The Michigan Freedom of Information Act provides a compelling declaration in favor of government transparency: “It is the public policy of this state that all persons … are entitled to full and complete information regarding the affairs of government and the official acts of those who represent them as public officials and public employees, consistent with this act. The people shall be informed so that they may fully participate in the democratic process.”
The Flint water crisis has illuminated an important exemption found in FOIA; the law exempts the governor and lieutenant governor and their offices from the requirement to produce public records upon request. This exemption is considered from time to time by the Legislature. For example, in 2009, then-Rep. Pete Lund introduced a bill to eliminate the governor’s FOIA exemption but the bill died in committee.
In spite of Michigan’s gubernatorial exemption, Gov. Rick Snyder has taken a notable step of releasing internal email communication related to the Flint water crisis.
But Michigan is an outlier as the only state with a blanket statutory exemption for the governor and executive office staff. (In Massachusetts, which is often cited along with Michigan, the state’s high court ruled that the state’s public records law doesn’t explicitly list the governor as being subject to the law. Subsequent governors relied on the ruling to assert the law does not apply to them.)
The last state to eliminate a gubernatorial exemption was Louisiana in 2009 under Gov. Bobby Jindal. The transition was highly contentious because the legislation included significant carve outs for documents in the governor’s office, including intra-office communications of the governor and staff, the governor’s security, schedule and certain budgeting documents. A subsequent change in the law in 2015 pared back some of those exemptions.
Should the Michigan Legislature amend FOIA to include the governor’s office, lawmakers will likely evaluate whether any new exemptions should be created.
Another consideration is whether such a FOIA change would create a constitutional conflict between the Office of the Governor and the Legislature. In at least eight states, governors have successfully asserted executive privilege as a basis for avoiding disclosure of records. (The states are Alaska, Delaware, Maryland, New Jersey, Ohio, Oklahoma, Vermont and Washington.)
In those states, the courts recognized that a governor, like the president, enjoys certain privileges under the separation of powers doctrine. Governors have argued that executive privilege (sometimes referred to as “deliberative process”) shields certain internal communication intended to inform decisions of the governor. The courts in the eight states have recognized a limited executive privilege; that is, the office is not entirely exempt from the public records law but can, in some circumstances, withhold records from disclosure.

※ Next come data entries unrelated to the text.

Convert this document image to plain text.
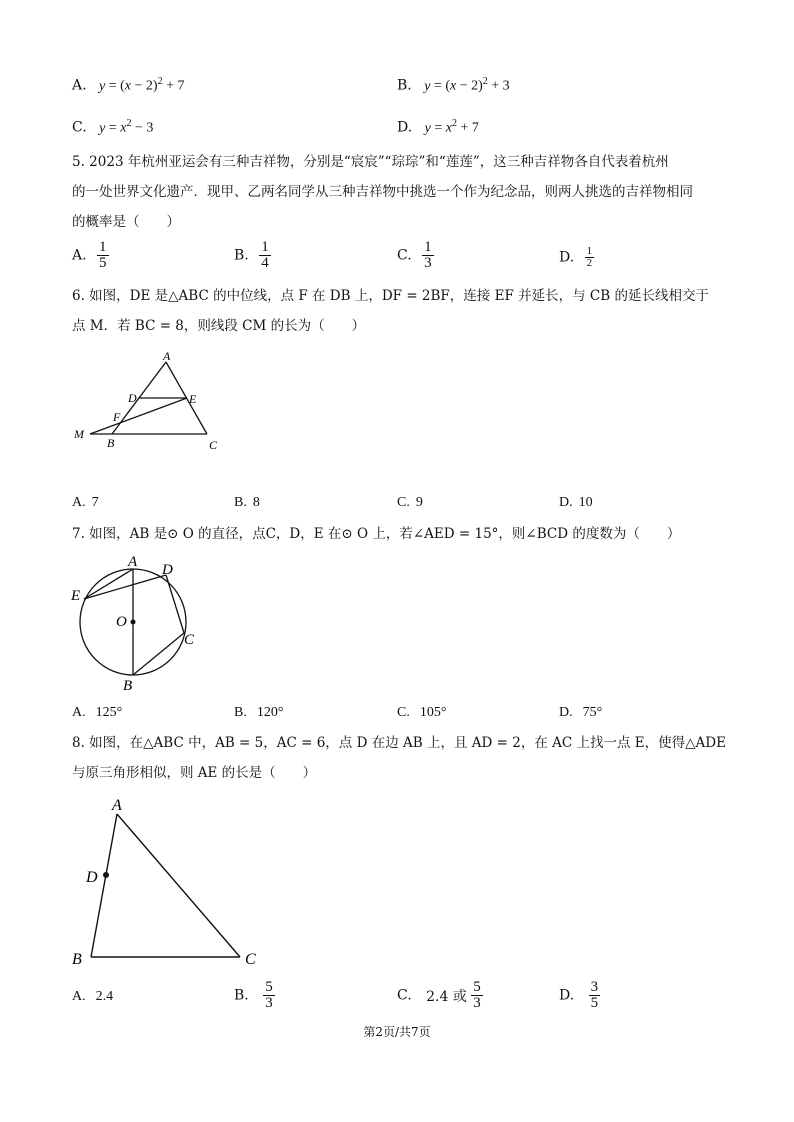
A. $y = (x - 2)^2 + 7$	B. $y = (x - 2)^2 + 3$
C. $y = x^2 - 3$	D. $y = x^2 + 7$
5. 2023 年杭州亚运会有三种吉祥物，分别是“宸宸”“琮琮”和“莲莲”，这三种吉祥物各自代表着杭州
的一处世界文化遗产．现甲、乙两名同学从三种吉祥物中挑选一个作为纪念品，则两人挑选的吉祥物相同
的概率是（　　）
A. $\frac{1}{5}$	B. $\frac{1}{4}$	C. $\frac{1}{3}$	D. $\frac{1}{2}$
6. 如图，DE 是△ABC 的中位线，点 F 在 DB 上，DF = 2BF，连接 EF 并延长，与 CB 的延长线相交于
点 M．若 BC = 8，则线段 CM 的长为（　　）
A
D	E
F
M
B	C
A. 7	B. 8	C. 9	D. 10
7. 如图，AB 是⊙ O 的直径，点C，D，E 在⊙ O 上，若∠AED = 15°，则∠BCD 的度数为（　　）
A D
E
O
C
B
A. 125°	B. 120°	C. 105°	D. 75°
8. 如图，在△ABC 中，AB = 5，AC = 6，点 D 在边 AB 上，且 AD = 2，在 AC 上找一点 E，使得△ADE
与原三角形相似，则 AE 的长是（　　）
A
D
B	C
A. 2.4	B. $\frac{5}{3}$	C. 2.4 或 $\frac{5}{3}$	D. $\frac{3}{5}$
第2页/共7页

Records withheld under executive privilege usually share several features. They are (1) pre-decisional communications that occur for the purpose of formulating a decision, (2) internal communications between the governor and his or her advisers and (3) deliberative communications rather than purely factual documents. If the governor refuses to turn over a record using executive privilege, the burden of proof is on the person requesting the record, who must demonstrate a particularized need for the records.
Florida provides a contrasting approach to allowing courts to determine what executive records are exempt from FOIA. There, the Florida Constitution includes a right of access to public records and meetings — Article I, Section 24 states: “Every person has the right to inspect or copy any public record made or received in connection with the official business of any public body …. This section specifically includes the legislative, executive, and judicial branches of government and each agency or department created thereunder.” The Florida Legislature is subsequently authorized to enact exemptions from disclosure by a two-thirds vote of each legislative house.
If the Michigan Legislature eliminates the gubernatorial exemption in FOIA, the change could instigate questions about the proper executive privileges of the governor’s office and whether it might require amending the Constitution to achieve the goals of full gubernatorial transparency. It is a worthwhile policy discussion, but one that can be informed by the experiences of other states.